I want you to know I made a sincere effort to work with the president to identify a path forward that would implement the principles of Cut, Cap, & Balance in a manner that could secure bipartisan support and be signed into law. I gave it my all.
Unfortunately, the president would not take yes for an answer. Even when we thought we might be close on an agreement, the president's demands changed.
The president has often said we need a 'balanced' approach — which in Washington means: we spend more. . .you pay more. Having run a small business, I know those tax increases will destroy jobs.
The president is adamant that we cannot make fundamental changes to our entitlement programs. As the father of two daughters, I know these programs won't be there for them and their kids unless significant action is taken now.
The sad truth is that the president wanted a blank check six months ago, and he wants a blank check today. That is just not going to happen.

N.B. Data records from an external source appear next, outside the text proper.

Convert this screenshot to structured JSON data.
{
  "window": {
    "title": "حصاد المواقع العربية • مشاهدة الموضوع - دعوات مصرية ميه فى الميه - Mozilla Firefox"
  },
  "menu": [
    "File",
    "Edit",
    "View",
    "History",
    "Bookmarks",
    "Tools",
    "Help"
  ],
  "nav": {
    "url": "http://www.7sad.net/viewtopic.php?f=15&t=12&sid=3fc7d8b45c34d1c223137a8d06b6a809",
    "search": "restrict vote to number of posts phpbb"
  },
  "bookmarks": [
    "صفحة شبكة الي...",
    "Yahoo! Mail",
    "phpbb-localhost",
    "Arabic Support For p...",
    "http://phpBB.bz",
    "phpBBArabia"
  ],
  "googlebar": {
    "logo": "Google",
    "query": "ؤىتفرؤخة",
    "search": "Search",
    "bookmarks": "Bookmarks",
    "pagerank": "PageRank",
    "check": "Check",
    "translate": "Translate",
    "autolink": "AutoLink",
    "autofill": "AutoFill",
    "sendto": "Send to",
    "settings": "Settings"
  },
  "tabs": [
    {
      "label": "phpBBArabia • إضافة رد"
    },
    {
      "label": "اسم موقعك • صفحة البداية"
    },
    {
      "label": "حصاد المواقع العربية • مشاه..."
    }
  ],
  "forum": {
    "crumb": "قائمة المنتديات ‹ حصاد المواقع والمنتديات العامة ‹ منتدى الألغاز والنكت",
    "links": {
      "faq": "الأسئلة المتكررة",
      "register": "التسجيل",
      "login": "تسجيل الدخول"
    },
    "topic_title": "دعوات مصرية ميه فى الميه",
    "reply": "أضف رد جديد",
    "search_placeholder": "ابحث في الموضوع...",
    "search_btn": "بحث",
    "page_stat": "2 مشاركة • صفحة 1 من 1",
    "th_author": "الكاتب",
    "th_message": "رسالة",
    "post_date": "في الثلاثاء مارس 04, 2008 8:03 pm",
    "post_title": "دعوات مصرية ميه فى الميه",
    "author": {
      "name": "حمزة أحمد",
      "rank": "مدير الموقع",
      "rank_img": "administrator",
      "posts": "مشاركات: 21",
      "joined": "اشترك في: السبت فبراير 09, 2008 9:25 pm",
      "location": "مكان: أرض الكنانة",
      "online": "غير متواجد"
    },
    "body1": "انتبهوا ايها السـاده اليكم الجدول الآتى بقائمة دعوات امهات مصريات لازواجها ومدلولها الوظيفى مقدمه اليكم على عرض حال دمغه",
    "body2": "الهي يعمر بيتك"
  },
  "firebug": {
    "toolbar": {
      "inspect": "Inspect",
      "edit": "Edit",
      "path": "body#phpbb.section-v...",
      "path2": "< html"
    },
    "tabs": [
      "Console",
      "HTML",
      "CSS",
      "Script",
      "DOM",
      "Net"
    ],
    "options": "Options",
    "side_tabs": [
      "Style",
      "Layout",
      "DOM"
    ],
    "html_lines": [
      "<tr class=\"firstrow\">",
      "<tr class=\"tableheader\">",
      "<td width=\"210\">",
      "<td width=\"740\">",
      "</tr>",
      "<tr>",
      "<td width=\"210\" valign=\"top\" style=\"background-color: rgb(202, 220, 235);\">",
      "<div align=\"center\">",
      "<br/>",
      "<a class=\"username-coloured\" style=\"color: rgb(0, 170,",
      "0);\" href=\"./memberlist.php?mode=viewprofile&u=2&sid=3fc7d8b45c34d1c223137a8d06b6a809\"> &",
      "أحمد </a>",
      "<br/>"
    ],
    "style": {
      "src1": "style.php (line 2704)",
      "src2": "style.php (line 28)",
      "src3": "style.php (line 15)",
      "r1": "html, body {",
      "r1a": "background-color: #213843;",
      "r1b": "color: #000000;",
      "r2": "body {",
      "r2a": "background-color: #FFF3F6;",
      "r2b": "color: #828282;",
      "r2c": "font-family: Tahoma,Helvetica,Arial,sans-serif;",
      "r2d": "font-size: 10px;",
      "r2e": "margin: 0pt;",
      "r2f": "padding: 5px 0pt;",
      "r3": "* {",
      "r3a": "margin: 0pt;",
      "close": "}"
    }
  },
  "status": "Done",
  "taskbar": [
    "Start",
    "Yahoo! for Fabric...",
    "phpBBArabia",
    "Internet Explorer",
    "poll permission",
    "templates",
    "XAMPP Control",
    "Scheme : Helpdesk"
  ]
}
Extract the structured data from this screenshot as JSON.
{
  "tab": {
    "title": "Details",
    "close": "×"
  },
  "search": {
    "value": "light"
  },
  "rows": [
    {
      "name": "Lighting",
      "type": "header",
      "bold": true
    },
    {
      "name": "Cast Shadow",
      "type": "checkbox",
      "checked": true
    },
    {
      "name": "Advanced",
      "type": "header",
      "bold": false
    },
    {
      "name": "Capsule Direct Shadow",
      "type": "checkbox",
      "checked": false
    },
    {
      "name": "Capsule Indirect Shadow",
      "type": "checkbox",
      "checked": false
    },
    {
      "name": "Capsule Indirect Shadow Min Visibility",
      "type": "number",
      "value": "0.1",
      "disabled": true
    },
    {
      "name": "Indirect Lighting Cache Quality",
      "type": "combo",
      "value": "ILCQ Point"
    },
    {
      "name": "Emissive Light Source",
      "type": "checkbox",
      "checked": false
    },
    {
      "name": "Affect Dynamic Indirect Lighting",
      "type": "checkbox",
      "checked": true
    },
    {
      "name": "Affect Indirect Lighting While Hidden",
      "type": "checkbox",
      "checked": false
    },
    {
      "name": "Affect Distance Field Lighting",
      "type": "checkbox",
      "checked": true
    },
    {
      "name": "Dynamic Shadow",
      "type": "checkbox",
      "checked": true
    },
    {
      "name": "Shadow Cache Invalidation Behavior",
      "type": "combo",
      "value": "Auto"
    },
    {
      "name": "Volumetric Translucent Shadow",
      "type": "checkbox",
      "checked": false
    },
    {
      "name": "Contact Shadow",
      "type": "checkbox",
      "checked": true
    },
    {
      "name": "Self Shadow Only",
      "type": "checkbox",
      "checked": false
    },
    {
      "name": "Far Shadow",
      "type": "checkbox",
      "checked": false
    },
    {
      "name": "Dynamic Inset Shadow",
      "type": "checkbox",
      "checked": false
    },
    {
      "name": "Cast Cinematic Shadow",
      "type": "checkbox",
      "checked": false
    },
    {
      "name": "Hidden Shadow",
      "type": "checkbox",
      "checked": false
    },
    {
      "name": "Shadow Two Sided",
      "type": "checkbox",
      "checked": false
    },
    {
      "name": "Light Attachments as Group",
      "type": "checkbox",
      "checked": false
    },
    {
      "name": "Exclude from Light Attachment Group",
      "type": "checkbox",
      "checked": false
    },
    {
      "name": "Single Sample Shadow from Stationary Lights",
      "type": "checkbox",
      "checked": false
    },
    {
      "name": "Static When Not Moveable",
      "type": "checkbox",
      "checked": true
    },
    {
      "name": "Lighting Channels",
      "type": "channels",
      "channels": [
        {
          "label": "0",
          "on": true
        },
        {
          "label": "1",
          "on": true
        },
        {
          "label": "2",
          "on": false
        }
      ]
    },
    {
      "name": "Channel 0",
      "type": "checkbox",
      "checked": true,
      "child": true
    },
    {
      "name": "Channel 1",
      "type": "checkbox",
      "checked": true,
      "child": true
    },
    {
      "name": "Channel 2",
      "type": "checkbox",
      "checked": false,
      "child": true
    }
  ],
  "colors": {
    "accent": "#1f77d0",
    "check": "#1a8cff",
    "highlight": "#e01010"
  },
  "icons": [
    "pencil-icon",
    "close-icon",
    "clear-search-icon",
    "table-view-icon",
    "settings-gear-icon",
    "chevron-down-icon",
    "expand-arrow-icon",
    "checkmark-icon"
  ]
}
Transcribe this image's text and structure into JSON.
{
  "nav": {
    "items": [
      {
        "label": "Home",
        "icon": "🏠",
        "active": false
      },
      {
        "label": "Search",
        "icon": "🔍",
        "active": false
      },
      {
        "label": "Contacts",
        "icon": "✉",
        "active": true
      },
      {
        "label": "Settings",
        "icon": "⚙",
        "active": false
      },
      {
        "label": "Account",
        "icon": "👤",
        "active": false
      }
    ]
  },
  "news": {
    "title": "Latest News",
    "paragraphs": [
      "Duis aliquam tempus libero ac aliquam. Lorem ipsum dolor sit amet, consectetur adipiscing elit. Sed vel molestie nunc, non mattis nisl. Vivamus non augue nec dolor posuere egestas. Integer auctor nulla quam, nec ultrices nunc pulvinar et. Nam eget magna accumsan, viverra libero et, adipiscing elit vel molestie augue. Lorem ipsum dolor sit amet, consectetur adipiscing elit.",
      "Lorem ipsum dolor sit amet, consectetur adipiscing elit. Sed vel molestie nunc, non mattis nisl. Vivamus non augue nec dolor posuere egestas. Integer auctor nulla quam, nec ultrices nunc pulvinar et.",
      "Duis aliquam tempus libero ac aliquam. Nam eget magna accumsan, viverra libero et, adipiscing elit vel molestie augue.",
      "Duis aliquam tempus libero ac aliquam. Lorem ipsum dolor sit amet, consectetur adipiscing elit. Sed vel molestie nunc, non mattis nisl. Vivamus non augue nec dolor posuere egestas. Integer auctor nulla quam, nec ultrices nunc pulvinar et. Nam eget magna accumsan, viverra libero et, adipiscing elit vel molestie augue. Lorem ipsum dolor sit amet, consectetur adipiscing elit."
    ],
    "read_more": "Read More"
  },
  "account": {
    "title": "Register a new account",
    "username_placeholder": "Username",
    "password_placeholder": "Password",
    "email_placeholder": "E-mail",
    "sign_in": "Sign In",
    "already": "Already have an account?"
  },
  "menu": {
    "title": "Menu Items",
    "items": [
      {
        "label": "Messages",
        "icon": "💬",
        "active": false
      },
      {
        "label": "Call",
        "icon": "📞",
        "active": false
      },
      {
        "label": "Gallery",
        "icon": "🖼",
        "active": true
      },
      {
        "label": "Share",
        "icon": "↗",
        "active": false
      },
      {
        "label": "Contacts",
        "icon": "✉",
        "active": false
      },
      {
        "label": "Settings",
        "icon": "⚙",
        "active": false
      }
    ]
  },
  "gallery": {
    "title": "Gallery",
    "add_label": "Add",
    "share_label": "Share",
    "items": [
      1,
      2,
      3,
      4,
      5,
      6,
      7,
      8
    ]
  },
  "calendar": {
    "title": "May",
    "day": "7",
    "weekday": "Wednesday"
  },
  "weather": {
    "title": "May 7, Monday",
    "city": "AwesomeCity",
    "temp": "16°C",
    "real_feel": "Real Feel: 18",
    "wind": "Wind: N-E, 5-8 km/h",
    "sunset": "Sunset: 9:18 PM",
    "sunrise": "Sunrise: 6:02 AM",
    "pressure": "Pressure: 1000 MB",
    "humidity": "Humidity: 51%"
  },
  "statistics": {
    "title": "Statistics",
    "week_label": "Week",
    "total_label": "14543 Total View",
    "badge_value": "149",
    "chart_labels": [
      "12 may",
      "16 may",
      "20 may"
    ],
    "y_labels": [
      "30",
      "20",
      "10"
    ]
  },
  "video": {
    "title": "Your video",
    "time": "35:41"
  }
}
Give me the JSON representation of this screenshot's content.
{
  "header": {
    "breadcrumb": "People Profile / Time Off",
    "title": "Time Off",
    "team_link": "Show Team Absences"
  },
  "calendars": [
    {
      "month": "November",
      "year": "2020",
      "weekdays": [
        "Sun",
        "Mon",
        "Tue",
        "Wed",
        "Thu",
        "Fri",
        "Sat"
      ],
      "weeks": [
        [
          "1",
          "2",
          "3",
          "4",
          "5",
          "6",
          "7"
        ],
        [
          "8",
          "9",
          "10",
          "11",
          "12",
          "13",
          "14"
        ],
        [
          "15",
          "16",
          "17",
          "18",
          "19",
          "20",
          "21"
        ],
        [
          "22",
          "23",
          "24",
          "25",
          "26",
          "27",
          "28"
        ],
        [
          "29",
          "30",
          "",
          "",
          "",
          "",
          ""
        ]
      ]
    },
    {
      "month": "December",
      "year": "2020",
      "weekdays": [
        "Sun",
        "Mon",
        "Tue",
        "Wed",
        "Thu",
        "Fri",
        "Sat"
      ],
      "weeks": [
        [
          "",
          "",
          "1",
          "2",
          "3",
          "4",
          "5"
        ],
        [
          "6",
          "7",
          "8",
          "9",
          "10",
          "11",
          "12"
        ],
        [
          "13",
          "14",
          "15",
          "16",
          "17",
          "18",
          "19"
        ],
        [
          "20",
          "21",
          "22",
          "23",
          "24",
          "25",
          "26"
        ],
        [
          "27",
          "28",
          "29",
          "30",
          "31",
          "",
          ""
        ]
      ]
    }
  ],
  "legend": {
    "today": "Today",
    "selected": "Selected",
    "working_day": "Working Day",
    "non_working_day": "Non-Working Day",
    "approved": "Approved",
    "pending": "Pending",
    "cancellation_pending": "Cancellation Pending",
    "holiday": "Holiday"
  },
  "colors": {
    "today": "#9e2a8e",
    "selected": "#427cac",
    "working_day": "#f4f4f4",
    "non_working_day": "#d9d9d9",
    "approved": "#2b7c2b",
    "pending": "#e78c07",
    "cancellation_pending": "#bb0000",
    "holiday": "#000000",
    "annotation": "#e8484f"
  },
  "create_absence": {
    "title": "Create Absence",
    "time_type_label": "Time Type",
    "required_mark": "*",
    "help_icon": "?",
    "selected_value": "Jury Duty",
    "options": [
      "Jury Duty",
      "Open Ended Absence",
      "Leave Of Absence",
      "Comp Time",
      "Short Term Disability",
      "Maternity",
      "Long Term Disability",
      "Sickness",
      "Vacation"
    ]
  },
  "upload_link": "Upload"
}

Then Boehner said something which doesn't take journalistic fact checker to spot the problems with it:
You see, there is no stalemate in Congress. The House has passed a bill to raise the debt limit with bipartisan support. And this week, while the Senate is struggling to pass a bill filled with phony accounting and Washington gimmicks, we will pass another bill – one that was developed with the support of the bipartisan leadership of the U.S. Senate.
Actually, there is a stalemate in the divided Congress. The Republican House and Democratic Senate are the very definition of stalemate.
That's why both Boehner and Sen. Harry Reid, the Senate majority leader, have each drafted rival plans to raise the debt-ceiling and reduce deficits.
And neither plan as it's currently structured could pass in the other chamber. Also, because the Senate is evenly split and even a single senator from the minority party has more of a chance of stopping legislation than a single House member does, there's likely to be a Senate stalemate that will stall Reid's bill, which Obama embraced in his speech, in that chamber.
All told, there was nothing in either of the two speeches that represented progress in resolving the debate-ceiling fight. As political rhetoric, the speeches likely connected with the audiences they were intended for.
But they likely did very little to change matters at the negotiating table for the better.
And that, after all the presidential speeches and congressional rebuttals, is where this fight with such high stakes, is going to be settled. There, and on the floors of the House and Senate where they'll need 218 and 60 votes respectively.